The Hidden Financial Pressure Behind Legal Claims
One of the most overlooked financial stressors comes when individuals are involved in legal claims that take months or even years to resolve. While a case moves through the legal system, daily life does not pause. Bills continue. Rent is due. Transportation is still required. Families still need food, childcare, and medical care.
To illustrate this, in 2025, The Milestone Foundation reviewed the needs of plaintiffs it supported and found the following breakdown of financial pressure:
- Combination of multiple essential needs: 45%
- Housing costs: 34%
- Transportation: 14%
- Childcare: 6%
These numbers highlight a critical reality: for many plaintiffs, financial strain is not caused by one expense, but by several overlapping necessities that become unmanageable at once.
Where The Milestone Foundation Fits In
As a provider of low-interest pre-settlement funding, The Milestone Foundation helps plaintiffs maintain financial stability while their legal cases are pending. This support is designed to cover essential living costs, so individuals are not forced into financial desperation while waiting for fair resolution. By helping plaintiffs meet basic needs like housing, utilities, transportation, and childcare, the Foundation helps ensure that financial pressure does not dictate legal outcomes.

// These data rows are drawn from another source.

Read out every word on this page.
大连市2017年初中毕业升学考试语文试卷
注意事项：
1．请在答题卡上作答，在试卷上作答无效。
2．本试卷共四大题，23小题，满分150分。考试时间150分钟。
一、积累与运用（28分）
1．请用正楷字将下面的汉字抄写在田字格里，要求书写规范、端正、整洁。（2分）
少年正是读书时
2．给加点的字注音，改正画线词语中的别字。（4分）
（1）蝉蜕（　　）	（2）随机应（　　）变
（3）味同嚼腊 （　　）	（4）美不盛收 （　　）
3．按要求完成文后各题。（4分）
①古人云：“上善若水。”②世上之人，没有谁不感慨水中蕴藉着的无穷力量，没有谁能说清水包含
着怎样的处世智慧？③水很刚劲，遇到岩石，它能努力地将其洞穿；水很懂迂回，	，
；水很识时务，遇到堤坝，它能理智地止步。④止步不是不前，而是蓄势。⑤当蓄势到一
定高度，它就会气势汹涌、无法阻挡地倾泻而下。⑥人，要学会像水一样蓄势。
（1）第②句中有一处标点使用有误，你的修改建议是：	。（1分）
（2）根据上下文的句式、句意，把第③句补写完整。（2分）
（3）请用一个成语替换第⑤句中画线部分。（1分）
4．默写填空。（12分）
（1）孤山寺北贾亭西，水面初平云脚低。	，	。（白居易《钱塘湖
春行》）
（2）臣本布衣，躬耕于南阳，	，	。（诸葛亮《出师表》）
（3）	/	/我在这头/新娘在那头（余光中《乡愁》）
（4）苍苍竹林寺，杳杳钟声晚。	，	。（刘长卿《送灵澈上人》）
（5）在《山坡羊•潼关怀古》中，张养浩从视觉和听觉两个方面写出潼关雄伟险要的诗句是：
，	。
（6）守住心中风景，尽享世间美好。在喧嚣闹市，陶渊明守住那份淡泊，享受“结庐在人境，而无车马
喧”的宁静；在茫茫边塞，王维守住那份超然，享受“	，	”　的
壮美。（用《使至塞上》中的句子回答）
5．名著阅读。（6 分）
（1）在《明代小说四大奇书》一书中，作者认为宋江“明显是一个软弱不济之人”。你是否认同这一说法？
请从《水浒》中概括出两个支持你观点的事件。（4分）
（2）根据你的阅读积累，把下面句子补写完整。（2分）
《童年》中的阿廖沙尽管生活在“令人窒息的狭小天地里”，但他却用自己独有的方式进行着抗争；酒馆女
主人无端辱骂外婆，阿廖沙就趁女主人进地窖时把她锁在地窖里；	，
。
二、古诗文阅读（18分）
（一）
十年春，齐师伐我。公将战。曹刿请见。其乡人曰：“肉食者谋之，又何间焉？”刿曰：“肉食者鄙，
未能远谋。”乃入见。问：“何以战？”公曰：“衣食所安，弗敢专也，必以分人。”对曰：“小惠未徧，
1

Access to Justice Includes Financial Stability
Access to justice is often discussed in terms of legal rights, representation, and fair outcomes. But there is another layer that is just as important: the ability to survive financially while pursuing justice. When basic living costs consume nearly all household income, even a strong legal claim can become difficult to sustain. Financial instability can pressure individuals into settling early or accepting less than they deserve simply to meet immediate needs. Addressing this gap is central to The Milestone Foundation’s mission—ensuring that plaintiffs are not forced to choose between financial survival and fair legal recovery.
The Bigger Picture
Rising costs of living are not a temporary challenge—they reflect a broader economic reality affecting millions of households. As essential expenses continue to climb, more Americans find themselves living one unexpected event away from financial instability. Understanding this context is essential to understanding why financial support during litigation matters. Because access to justice doesn’t just happen in court—it happens at the kitchen table, at the rent due date, and in the everyday decisions families are forced to make while waiting for their cases to resolve.